Electrical Engineering
      and Computer Sciences

Electrical Engineering and Computer Sciences


UC Berkeley


2009 Research Summary

Statistical Analysis of Estimators in Machine Learning

View Current Project Information

Percy Shuo Liang and Michael Jordan

NDSEG Fellowship and National Science Foundation 0509559

Probabilistic models play a prominent role in domains such as natural language processing, bioinformatics, and computer vision, where they provide methods for jointly reasoning about many interdependent variables. For prediction tasks, one generally models a conditional distribution over outputs given an input. There can be reasons, however, for pursuing alternatives to conditional modeling. First, we might be able to leverage additional statistical strength present in the input by using generative methods rather than discriminative ones. Second, the exact inference required for a full conditional likelihood could be intractable; in this case, one might turn to computationally more efficient alternatives such as pseudolikelihood.

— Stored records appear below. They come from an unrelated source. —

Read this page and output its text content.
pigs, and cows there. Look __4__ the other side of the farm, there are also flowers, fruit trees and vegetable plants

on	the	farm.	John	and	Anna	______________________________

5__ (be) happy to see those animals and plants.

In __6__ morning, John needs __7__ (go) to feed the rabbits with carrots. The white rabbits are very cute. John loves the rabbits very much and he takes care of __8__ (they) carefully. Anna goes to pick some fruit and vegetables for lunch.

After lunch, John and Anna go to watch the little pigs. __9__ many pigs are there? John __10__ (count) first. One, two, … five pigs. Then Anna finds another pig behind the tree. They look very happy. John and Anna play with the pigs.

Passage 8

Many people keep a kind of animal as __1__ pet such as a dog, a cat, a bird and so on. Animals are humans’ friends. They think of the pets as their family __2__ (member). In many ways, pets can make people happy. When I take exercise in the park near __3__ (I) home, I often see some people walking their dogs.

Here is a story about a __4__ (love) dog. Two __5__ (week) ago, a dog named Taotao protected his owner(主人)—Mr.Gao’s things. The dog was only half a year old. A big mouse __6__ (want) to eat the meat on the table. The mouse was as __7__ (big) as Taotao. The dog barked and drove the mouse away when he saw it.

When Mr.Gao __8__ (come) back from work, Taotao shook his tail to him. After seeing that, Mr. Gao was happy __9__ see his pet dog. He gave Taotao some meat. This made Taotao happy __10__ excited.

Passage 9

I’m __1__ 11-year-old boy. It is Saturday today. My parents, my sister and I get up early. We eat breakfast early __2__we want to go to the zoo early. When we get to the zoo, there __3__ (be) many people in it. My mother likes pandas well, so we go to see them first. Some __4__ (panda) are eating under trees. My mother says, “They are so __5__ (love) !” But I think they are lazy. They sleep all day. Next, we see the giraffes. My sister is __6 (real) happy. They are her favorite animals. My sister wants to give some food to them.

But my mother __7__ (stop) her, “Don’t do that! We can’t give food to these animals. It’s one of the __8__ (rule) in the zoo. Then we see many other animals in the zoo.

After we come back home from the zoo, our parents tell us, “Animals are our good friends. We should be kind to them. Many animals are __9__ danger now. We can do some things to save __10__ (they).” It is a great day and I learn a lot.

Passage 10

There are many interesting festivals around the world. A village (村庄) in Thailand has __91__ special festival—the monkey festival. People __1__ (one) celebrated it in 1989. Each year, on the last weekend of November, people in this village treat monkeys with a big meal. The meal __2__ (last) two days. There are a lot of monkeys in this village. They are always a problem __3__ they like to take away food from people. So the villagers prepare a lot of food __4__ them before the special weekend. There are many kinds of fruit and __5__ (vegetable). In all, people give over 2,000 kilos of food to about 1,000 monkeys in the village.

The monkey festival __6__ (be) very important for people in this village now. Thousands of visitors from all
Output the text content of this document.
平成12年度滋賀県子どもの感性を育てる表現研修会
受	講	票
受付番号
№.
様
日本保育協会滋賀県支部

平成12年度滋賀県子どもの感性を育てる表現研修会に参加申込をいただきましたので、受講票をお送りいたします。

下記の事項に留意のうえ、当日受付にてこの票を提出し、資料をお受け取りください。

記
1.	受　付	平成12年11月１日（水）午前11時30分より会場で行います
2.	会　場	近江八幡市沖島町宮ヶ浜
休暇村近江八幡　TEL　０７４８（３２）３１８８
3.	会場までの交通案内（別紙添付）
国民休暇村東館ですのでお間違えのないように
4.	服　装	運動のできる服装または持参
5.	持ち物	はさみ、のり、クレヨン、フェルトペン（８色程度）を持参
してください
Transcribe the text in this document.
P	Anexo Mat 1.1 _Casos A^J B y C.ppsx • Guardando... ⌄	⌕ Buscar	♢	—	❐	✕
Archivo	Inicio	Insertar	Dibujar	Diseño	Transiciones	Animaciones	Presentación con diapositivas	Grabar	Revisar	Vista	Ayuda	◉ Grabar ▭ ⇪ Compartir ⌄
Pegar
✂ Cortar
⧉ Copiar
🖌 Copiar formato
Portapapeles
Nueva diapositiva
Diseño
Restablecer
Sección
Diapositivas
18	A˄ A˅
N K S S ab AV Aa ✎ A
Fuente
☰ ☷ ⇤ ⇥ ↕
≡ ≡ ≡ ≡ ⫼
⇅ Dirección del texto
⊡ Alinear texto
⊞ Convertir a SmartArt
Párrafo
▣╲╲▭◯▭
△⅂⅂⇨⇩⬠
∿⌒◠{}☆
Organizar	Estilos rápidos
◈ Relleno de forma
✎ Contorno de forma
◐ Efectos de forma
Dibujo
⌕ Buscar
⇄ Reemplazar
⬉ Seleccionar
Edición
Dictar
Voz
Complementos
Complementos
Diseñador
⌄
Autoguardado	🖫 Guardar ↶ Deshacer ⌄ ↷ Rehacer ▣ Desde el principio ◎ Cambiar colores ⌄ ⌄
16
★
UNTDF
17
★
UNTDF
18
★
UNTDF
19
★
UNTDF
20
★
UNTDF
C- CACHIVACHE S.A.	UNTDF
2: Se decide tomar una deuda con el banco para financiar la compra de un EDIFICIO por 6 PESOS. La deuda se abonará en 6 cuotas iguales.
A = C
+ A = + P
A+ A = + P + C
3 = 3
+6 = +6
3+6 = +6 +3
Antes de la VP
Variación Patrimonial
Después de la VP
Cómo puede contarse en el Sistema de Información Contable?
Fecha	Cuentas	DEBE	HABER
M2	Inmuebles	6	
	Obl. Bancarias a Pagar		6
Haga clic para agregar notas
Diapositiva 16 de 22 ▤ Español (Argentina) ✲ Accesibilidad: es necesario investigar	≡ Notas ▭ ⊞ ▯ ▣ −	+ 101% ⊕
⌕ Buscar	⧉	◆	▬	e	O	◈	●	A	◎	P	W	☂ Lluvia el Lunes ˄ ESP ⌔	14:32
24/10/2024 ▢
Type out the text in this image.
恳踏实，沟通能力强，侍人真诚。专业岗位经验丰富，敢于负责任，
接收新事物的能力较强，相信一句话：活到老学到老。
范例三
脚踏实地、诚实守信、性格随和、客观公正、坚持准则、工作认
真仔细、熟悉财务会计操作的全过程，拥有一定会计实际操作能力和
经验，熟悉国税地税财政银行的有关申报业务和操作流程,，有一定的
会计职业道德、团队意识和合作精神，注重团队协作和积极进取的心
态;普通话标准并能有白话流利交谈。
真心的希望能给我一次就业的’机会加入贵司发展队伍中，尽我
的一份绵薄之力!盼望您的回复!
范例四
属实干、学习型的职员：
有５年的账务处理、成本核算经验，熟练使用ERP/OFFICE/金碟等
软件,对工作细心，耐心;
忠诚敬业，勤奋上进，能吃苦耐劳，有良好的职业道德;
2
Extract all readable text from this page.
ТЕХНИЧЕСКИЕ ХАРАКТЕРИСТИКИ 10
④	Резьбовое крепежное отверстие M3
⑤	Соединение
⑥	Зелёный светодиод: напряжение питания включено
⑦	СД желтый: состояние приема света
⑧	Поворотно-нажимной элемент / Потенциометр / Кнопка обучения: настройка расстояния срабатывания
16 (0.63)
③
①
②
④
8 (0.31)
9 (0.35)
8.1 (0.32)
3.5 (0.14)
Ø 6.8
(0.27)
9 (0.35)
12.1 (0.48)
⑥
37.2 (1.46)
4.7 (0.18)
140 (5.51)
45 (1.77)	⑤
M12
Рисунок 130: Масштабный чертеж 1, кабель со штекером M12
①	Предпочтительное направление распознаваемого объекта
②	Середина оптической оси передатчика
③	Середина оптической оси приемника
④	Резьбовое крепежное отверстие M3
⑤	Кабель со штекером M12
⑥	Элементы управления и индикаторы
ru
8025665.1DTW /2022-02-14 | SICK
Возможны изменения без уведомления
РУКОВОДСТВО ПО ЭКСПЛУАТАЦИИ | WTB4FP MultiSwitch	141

We present a unified framework for studying these estimators, which allows us to compare their relative (statistical) efficiencies. Our asymptotic analysis suggests that modeling more of the data tends to reduce variance, but at the cost of being more sensitive to model misspecification. We are currently extending our asymptotic analysis tools to study general families of regularizers.

P. Liang and M. I. Jordan, "An Asymptotic Analysis of Generative, Discriminative, and Pseudolikelihood Estimators," ICML, 2008.